Bild Notfall-Rufnummern

Notfall

Schwerpunkte

In unserer zentralen Notaufnahme werden alle Notfallpatienten rund um die Uhr behandelt. Da Notfälle nicht planbar sind, kann es leider immer wieder zu Wartezeiten kommen. Über eine Dringlichkeitseinstufung wird die Reihenfolge der Behandlung festgelegt. Dies machen wir durch eine Anzeige der Anzahl der jeweiligen Patienten in der aktuellen Behandlung transparent um das Verständnis für die Reihenfolge der Behandlung nach medizinischer Dringlichkeit und den daraus ergebenden Wartezeiten zu erhöhen. Der Patient steht bei uns im Mittelpunkt! Patientenfreundlichkeit, Ablauf- und Versorgungsqualität sind höchste Prämissen, die wir stets versuchen zu verbessern. Pro Jahr behandeln wir ca. 30.000 Patienten.
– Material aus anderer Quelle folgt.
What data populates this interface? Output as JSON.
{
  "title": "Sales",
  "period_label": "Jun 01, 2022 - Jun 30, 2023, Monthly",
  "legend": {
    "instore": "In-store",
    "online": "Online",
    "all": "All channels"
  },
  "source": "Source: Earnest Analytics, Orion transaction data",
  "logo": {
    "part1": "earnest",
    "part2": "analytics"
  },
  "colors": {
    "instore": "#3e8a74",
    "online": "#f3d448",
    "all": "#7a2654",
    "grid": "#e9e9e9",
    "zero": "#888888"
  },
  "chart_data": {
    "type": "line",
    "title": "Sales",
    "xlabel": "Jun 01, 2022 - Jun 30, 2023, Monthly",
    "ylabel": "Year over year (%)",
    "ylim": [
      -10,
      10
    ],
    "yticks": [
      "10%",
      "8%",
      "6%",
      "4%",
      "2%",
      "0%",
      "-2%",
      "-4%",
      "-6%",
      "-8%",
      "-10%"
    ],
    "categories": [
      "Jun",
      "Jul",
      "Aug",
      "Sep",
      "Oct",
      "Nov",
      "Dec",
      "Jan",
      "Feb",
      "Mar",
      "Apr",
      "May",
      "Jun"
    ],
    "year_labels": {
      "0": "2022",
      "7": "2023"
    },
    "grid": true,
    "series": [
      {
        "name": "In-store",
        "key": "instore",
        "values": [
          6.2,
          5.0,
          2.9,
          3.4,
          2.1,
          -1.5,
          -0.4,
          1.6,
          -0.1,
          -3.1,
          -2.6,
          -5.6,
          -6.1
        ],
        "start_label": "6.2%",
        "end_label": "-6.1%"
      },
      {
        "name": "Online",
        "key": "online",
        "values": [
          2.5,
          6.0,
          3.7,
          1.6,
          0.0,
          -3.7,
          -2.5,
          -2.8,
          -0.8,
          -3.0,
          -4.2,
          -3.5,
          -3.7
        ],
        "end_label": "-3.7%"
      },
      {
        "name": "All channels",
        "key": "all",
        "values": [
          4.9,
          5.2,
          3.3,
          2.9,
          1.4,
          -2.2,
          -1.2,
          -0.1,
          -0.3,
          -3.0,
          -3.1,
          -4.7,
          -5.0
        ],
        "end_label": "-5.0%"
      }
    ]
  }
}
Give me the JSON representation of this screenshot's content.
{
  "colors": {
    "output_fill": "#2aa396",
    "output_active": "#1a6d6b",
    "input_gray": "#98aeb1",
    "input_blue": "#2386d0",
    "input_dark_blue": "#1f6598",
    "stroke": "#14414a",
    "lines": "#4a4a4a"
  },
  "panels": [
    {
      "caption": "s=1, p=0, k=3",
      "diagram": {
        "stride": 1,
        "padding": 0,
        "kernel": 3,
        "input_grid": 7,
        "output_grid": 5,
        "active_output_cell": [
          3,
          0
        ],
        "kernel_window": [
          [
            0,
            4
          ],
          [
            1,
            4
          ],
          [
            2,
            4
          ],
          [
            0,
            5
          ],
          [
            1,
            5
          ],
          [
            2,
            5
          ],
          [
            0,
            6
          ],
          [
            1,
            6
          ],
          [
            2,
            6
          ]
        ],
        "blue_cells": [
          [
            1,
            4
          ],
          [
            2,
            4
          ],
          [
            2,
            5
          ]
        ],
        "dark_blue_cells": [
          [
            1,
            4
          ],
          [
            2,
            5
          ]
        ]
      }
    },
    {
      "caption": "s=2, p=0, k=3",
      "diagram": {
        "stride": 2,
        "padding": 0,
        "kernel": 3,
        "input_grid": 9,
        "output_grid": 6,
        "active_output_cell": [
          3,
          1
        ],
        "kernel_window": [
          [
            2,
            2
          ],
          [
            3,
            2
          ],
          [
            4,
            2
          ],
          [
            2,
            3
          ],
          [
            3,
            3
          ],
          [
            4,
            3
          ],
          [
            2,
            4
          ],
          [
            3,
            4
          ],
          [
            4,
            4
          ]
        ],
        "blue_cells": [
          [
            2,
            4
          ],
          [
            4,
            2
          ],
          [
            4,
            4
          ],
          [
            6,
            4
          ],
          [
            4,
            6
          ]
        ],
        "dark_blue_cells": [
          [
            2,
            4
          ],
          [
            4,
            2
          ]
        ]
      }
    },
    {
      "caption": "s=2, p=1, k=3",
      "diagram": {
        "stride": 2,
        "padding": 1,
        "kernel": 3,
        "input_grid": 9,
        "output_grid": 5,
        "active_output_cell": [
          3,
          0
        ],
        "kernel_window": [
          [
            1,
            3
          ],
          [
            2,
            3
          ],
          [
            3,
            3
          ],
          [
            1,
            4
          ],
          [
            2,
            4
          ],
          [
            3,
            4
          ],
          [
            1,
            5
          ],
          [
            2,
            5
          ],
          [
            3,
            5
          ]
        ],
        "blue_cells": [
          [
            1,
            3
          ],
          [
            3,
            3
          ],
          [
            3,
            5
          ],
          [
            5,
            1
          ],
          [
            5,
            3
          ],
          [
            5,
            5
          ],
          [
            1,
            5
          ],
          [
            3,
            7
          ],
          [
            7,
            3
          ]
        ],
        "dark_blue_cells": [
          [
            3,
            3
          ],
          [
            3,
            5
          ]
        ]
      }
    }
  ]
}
Triagierung/ Behandlungsdringlichkeit

Die Reihenfolge der Behandlung richtet sich nach der Behandlungsdringlichkeit. Hierzu werden die Patienten nach einem objektiven Verfahren, dem Emergency severity index, in 5 Dringlichkeitsstufen eingeteilt. Die Behandlung wird dann nach Dringlichkeit durchgeführt, wobei maximale Zeitintervalle zwischen Aufnahme und Behandlung vorgegeben sind. Innerhalb einer Triagekategorie werden Kinder selbstverständlich bevorzugt behandelt.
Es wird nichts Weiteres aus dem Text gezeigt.